Dalam keterangan di Istana Negara, Jakarta, Purbaya menegaskan bahwa pemerintah tidak akan mengesahkan kebijakan fiskal yang tidak wajar. Selanjutnya, dia menjelaskan bahwa langkah-langkah yang akan diambil akan difokuskan pada optimisasi sumber daya untuk mendorong pertumbuhan ekonomi yang lebih cepat. “Sistem keuangan kami akan lebih efisien untuk mendukung pembangunan dan program pemerintah akan berjalan lebih cepat daripada sebelumnya,” kata Purbaya.
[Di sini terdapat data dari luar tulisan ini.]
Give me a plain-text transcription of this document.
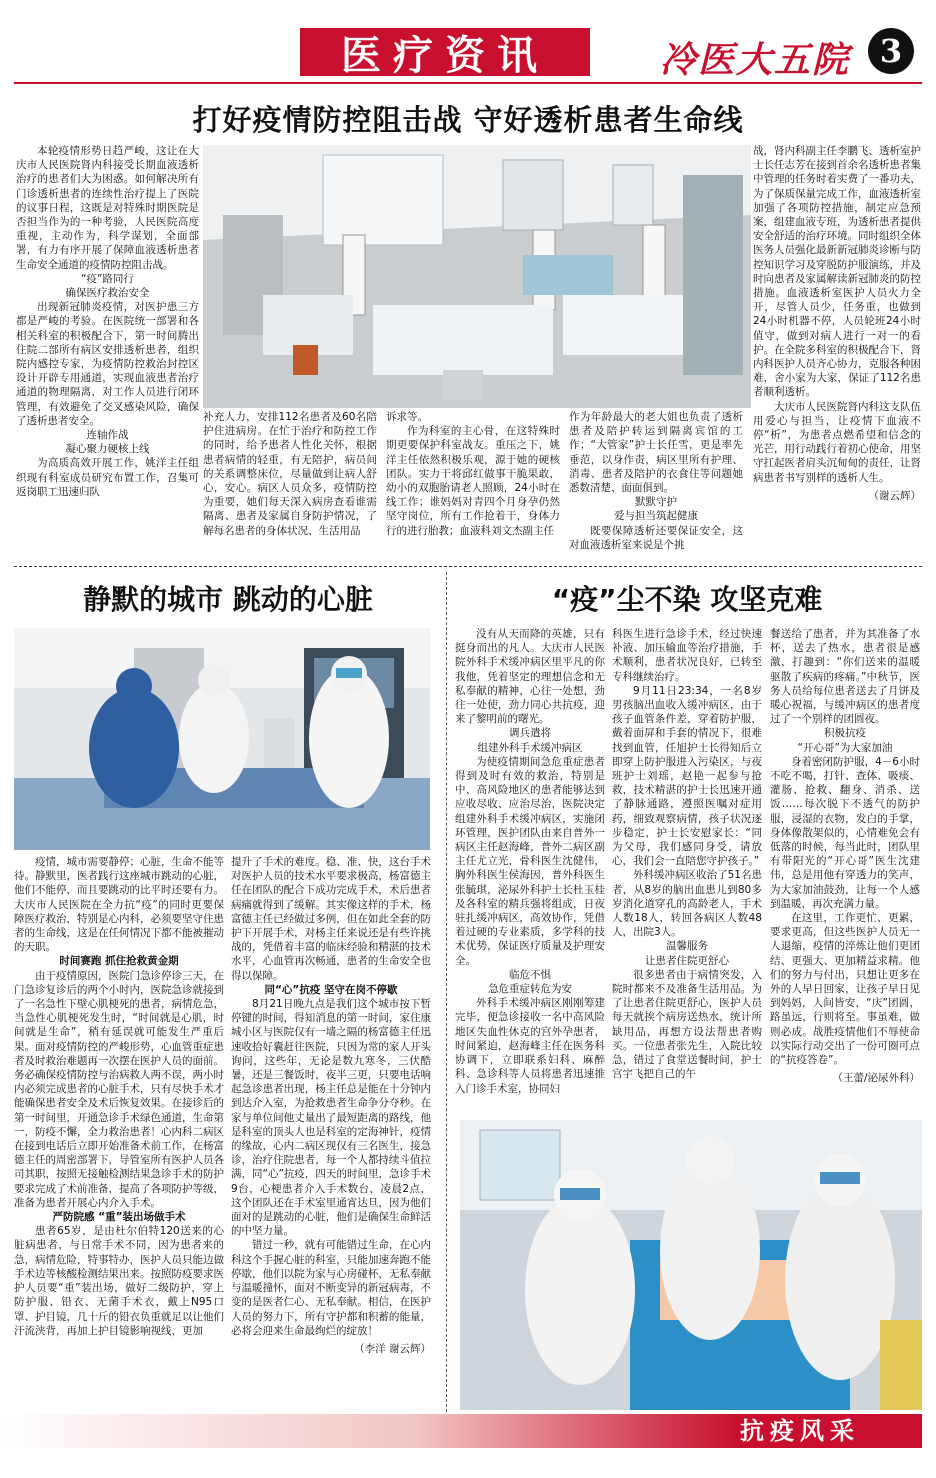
医疗资讯	冷医大五院 3
打好疫情防控阻击战 守好透析患者生命线

本轮疫情形势日趋严峻，这让在大庆市人民医院肾内科接受长期血液透析治疗的患者们大为困惑。如何解决所有门诊透析患者的连续性治疗提上了医院的议事日程，这既是对特殊时期医院是否担当作为的一种考验，人民医院高度重视，主动作为，科学谋划，全面部署，有力有序开展了保障血液透析患者生命安全通道的疫情防控阻击战。

“疫”路同行

确保医疗救治安全

出现新冠肺炎疫情，对医护患三方都是严峻的考验。在医院统一部署和各相关科室的积极配合下，第一时间腾出住院二部所有病区安排透析患者，组织院内感控专家，为疫情防控救治封控区设计开辟专用通道，实现血液患者治疗通道的物理隔离，对工作人员进行闭环管理，有效避免了交叉感染风险，确保了透析患者安全。

连轴作战

凝心聚力硬核上线

为高质高效开展工作，姚洋主任组织现有科室成员研究布置工作，召集可返岗职工迅速归队

补充人力，安排112名患者及60名陪护住进病房。在忙于治疗和防控工作的同时，给予患者人性化关怀，根据患者病情的轻重，有无陪护，病员间的关系调整床位，尽量做到让病人舒心，安心。病区人员众多，疫情防控为重要，她们每天深入病房查看谁需隔离、患者及家属自身防护情况，了解每名患者的身体状况、生活用品

诉求等。

作为科室的主心骨，在这特殊时期更要保护科室战友。重压之下，姚洋主任依然积极乐观，源于她的硬核团队。实力干将邱红做事干脆果敢，幼小的双胞胎请老人照顾，24小时在线工作；谁妈妈对青四个月身孕仍然坚守岗位，所有工作抢着干，身体力行的进行胎教；血液科刘文杰副主任

作为年龄最大的老大姐也负责了透析患者及陪护转运到隔离宾馆的工作；“大管家”护士长任雪，更是率先垂范，以身作责，病区里所有护理、消毒、患者及陪护的衣食住等问题她悉数清楚、面面俱到。

默默守护

爱与担当筑起健康

既要保障透析还要保证安全，这对血液透析室来说是个挑

战，肾内科副主任李鹏飞、透析室护士长任志芳在接到首余名透析患者集中管理的任务时着实费了一番功夫，为了保质保量完成工作，血液透析室加强了各项防控措施，制定应急预案，组建血液专班，为透析患者提供安全舒适的治疗环境。同时组织全体医务人员强化最新新冠肺炎诊断与防控知识学习及穿脱防护服演练，并及时向患者及家属解读新冠肺炎的防控措施。血液透析室医护人员火力全开，尽管人员少，任务重，也做到24小时机器不停，人员轮班24小时值守，做到对病人进行一对一的看护。在全院多科室的积极配合下，肾内科医护人员齐心协力，克服各种困难，舍小家为大家，保证了112名患者顺利透析。

大庆市人民医院肾内科这支队伍用爱心与担当，让疫情下血液不停“析”，为患者点燃希望和信念的光芒，用行动践行着初心使命，用坚守扛起医者肩头沉甸甸的责任，让肾病患者书写别样的透析人生。

（谢云辉）

静默的城市 跳动的心脏	“疫”尘不染 攻坚克难

疫情，城市需要静停；心脏，生命不能等待。静默里，医者践行这座城市跳动的心脏，他们不能停，而且要跳动的比平时还要有力。大庆市人民医院在全力抗“疫”的同时更要保障医疗救治，特别是心内科，必须要坚守住患者的生命线，这是在任何情况下都不能被摧动的天职。

时间赛跑 抓住抢救黄金期

由于疫情原因，医院门急诊停诊三天，在门急诊复诊后的两个小时内，医院急诊就接到了一名急性下壁心肌梗死的患者，病情危急，当急性心肌梗死发生时，“时间就是心肌，时间就是生命”，稍有延误就可能发生严重后果。面对疫情防控的严峻形势，心血管重症患者及时救治难题再一次摆在医护人员的面前。务必确保疫情防控与治病救人两不误，两小时内必须完成患者的心脏手术，只有尽快手术才能确保患者安全及术后恢复效果。在接诊后的第一时间里，开通急诊手术绿色通道，生命第一，防疫不懈，全力救治患者！心内科二病区在接到电话后立即开始准备术前工作，在杨富德主任的周密部署下，导管室所有医护人员各司其职，按照无接触检测结果急诊手术的防护要求完成了术前准备，提高了各项防护等级，准备为患者开展心内介入手术。

严防院感 “重”装出场做手术

患者65岁，是由杜尔伯特120送来的心脏病患者，与日常手术不同，因为患者来的急，病情危险，特事特办，医护人员只能边做手术边等核酸检测结果出来。按照防疫要求医护人员要“重”装出场，做好二级防护，穿上防护服、铅衣、无菌手术衣，戴上N95口罩、护目镜，几十斤的铅衣负重就足以让他们汗流浃背，再加上护目镜影响视线，更加

提升了手术的难度。稳、准、快，这台手术对医护人员的技术水平要求极高，杨富德主任在团队的配合下成功完成手术，术后患者病痛就得到了缓解。其实像这样的手术，杨富德主任已经做过多例，但在如此全套的防护下开展手术，对杨主任来说还是有些许挑战的，凭借着丰富的临床经验和精湛的技术水平，心血管再次畅通，患者的生命安全也得以保障。

同“心”抗疫 坚守在岗不停歇

8月21日晚九点是我们这个城市按下暂停键的时间，得知消息的第一时间，家住康城小区与医院仅有一墙之隔的杨富德主任迅速收拾好囊赶往医院，只因为常的家人开头询问，这些年，无论是数九寒冬，三伏酷暑，还是三餐饭时，夜半三更，只要电话响起急诊患者出现，杨主任总是能在十分钟内到达介入室，为抢救患者生命争分夺秒。在家与单位间他丈量出了最短距离的路线，他是科室的顶头人也是科室的定海神针，疫情的缘故，心内二病区现仅有三名医生，接急诊，治疗住院患者，每一个人都持续斗值拉满，同“心”抗疫，四天的时间里，急诊手术9台，心梗患者介入手术数台，凌晨2点，这个团队还在手术室里通宵达旦，因为他们面对的是跳动的心脏，他们是确保生命鲜活的中坚力量。

错过一秒，就有可能错过生命，在心内科这个手握心脏的科室，只能加速奔跑不能停歇，他们以院为家与心房碰杯，无私奉献与温暖撞怀，面对不断变异的新冠病毒，不变的是医者仁心、无私奉献。相信，在医护人员的努力下，所有守护都和积蓄的能量，必将会迎来生命最绚烂的绽放！

（李洋 谢云辉）

没有从天而降的英雄，只有挺身而出的凡人。大庆市人民医院外科手术缓冲病区里平凡的你我他，凭着坚定的理想信念和无私奉献的精神，心往一处想，劲往一处使，劲力同心共抗疫，迎来了黎明前的曙光。

调兵遣将

组建外科手术缓冲病区

为使疫情期间急危重症患者得到及时有效的救治，特别是中、高风险地区的患者能够达到应收尽收、应治尽治，医院决定组建外科手术缓冲病区，实施闭环管理，医护团队由来自普外一病区主任赵海峰，普外二病区副主任尤立光，骨科医生沈健伟，胸外科医生侯海因，普外科医生张毓琪，泌尿外科护士长杜玉桂及各科室的精兵强将组成，日夜驻扎缓冲病区，高效协作，凭借着过硬的专业素质，多学科的技术优势，保证医疗质量及护理安全。

临危不惧

急危重症转危为安

外科手术缓冲病区刚刚筹建完毕，便急诊接收一名中高风险地区失血性休克的宫外孕患者，时间紧迫，赵海峰主任在医务科协调下，立即联系妇科、麻醉科、急诊科等人员将患者迅速推入门诊手术室，协同妇

科医生进行急诊手术，经过快速补液、加压输血等治疗措施，手术顺利，患者状况良好，已转至专科继续治疗。

9月11日23:34，一名8岁男孩脑出血收入缓冲病区，由于孩子血管条件差，穿着防护服，戴着面屏和手套的情况下，很难找到血管，任旭护士长得知后立即穿上防护服进入污染区，与夜班护士刘瑶，赵艳一起参与抢救，技术精湛的护士长迅速开通了静脉通路，遵照医嘱对症用药，细致观察病情，孩子状况逐步稳定，护士长安慰家长：“同为父母，我们感同身受，请放心，我们会一直陪您守护孩子。”

外科缓冲病区收治了51名患者，从8岁的脑出血患儿到80多岁消化道穿孔的高龄老人，手术人数18人，转回各病区人数48人，出院3人。

温馨服务

让患者住院更舒心

很多患者由于病情突发，入院时都来不及准备生活用品。为了让患者住院更舒心，医护人员每天就挨个病房送热水，统计所缺用品，再想方设法帮患者购买。一位患者张先生，入院比较急，错过了食堂送餐时间，护士宫宇飞把自己的午

餐送给了患者，并为其准备了水杯，送去了热水，患者很是感激，打趣到：“你们送来的温暖驱散了疾病的疼痛。”中秋节，医务人员给每位患者送去了月饼及暖心祝福，与缓冲病区的患者度过了一个别样的团圆夜。

积极抗疫

“开心哥”为大家加油

身着密闭防护服，4－6小时不吃不喝，打针、查体、吸痰、灌肠、抢救、翻身、消杀、送饭……每次脱下不透气的防护服，浸湿的衣物，发白的手掌，身体像散架似的，心情难免会有低落的时候，每当此时，团队里有带阳光的“开心哥”医生沈建伟，总是用他有穿透力的笑声，为大家加油鼓劲，让每一个人感到温暖，再次充满力量。

在这里，工作更忙、更累，要求更高，但这些医护人员无一人退缩，疫情的淬炼让他们更团结、更强大、更加精益求精。他们的努力与付出，只想让更多在外的人早日回家，让孩子早日见到妈妈，人间皆安，“庆”团圆，路虽远，行则将至。事虽难，做则必成。战胜疫情他们不辱使命以实际行动交出了一份可圈可点的“抗疫答卷”。

（王蕾/泌尿外科）

抗疫风采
Pembahasan Rancangan Anggaran Pendapatan dan Belanja Negara (RAPBN) 2026 sedang berlangsung. Dalam rancangan tersebut, pemerintah menargetkan penerimaan sebesar Rp 3.147 triliun, sementara total belanja negara diperkirakan mencapai Rp 3.786,5 triliun. Ini berarti defisit yang dicatat sebesar Rp 638,8 triliun atau 2,48% dari Produk Domestik Bruto (PDB). Purbaya menegaskan bahwa defisit APBN akan tetap dalam batas 3% dari PDB, sesuai dengan ketentuan Undang-Undang Keuangan Negara.
Selain itu, Purbaya tidak ragu-ragu untuk meminta bantuan dari pendahulunya, Sri Mulyani Indrawati. “Saya akan bertanya kepada Bu Sri Mulyani jika diperlukan, dan dia sudah bersedia untuk mengajarkan saya,” ujarnya.
Data riset terbaru menunjukkan bahwa kebijakan fiskal yang konsisten dan transparan dapat meningkatkan kepercayaan investor. Studi kasus dari negara-negara dengan defisit yang terkontrol seperti Singapura dan Korea Selatan menunjukkan bahwa pendekatan seperti ini dapat mendorong pertumbuhan ekonomi jangka panjang.
Analisis unik dan simplifikasi: Pembatasan defisit APBN menjadi 3% PDB bukan hanya untuk memenuhi syarat hukum, tetapi juga untuk menjaga stabilitas ekonomi. Hal ini menunjukkan bahwa pemerintah mempertimbangkan keseimbangan antara pembangunan dan kestabilan keuangan.
Kesimpulan yang inspiratif: Masa depan ekonomi Indonesia terasa lebih terjangkau dengan kebijakan yang cermat ini. Dengan dukungan dari para ahli dan komitmen untuk pertumbuhan, kita bisa yakin bahwa langkah-langkah ini akan membawa perubahan positif yang berkelanjutan.
Baca Berita dan Informasi Finance lainnya di Finance Page

Saya adalah jurnalis di thecuy.com yang fokus menghadirkan berita terkini, analisis mendalam, dan informasi terpercaya seputar perkembangan dunia finansial, bisnis, teknologi, dan isu-isu terkini yang relevan bagi pembaca Indonesia.
Sebagai jurnalis, saya berkomitmen untuk:
Menyajikan berita yang akurasi dan faktanya terverifikasi.
Menulis dengan bahasa yang mudah dipahami, namun tetap menjaga integritas jurnalistik.
Menghadirkan laporan mendalam yang memberi perspektif baru bagi pembaca.
Di thecuy.com, saya tidak hanya melaporkan berita, tetapi juga berupaya menganalisis tren agar pembaca dapat memahami konteks di balik setiap peristiwa.
📌 Bidang Liputan Utama:
Berita Terbaru & ekonomi, keuangan.
Perkembangan teknologi dan inovasi digital.
Tren bisnis dan investasi.
Misi saya adalah membantu pembaca mendapatkan informasi yang cepat, akurat, dan dapat dipercaya, sehingga mereka bisa membuat keputusan yang lebih cerdas dalam kehidupan sehari-hari maupun dunia usaha.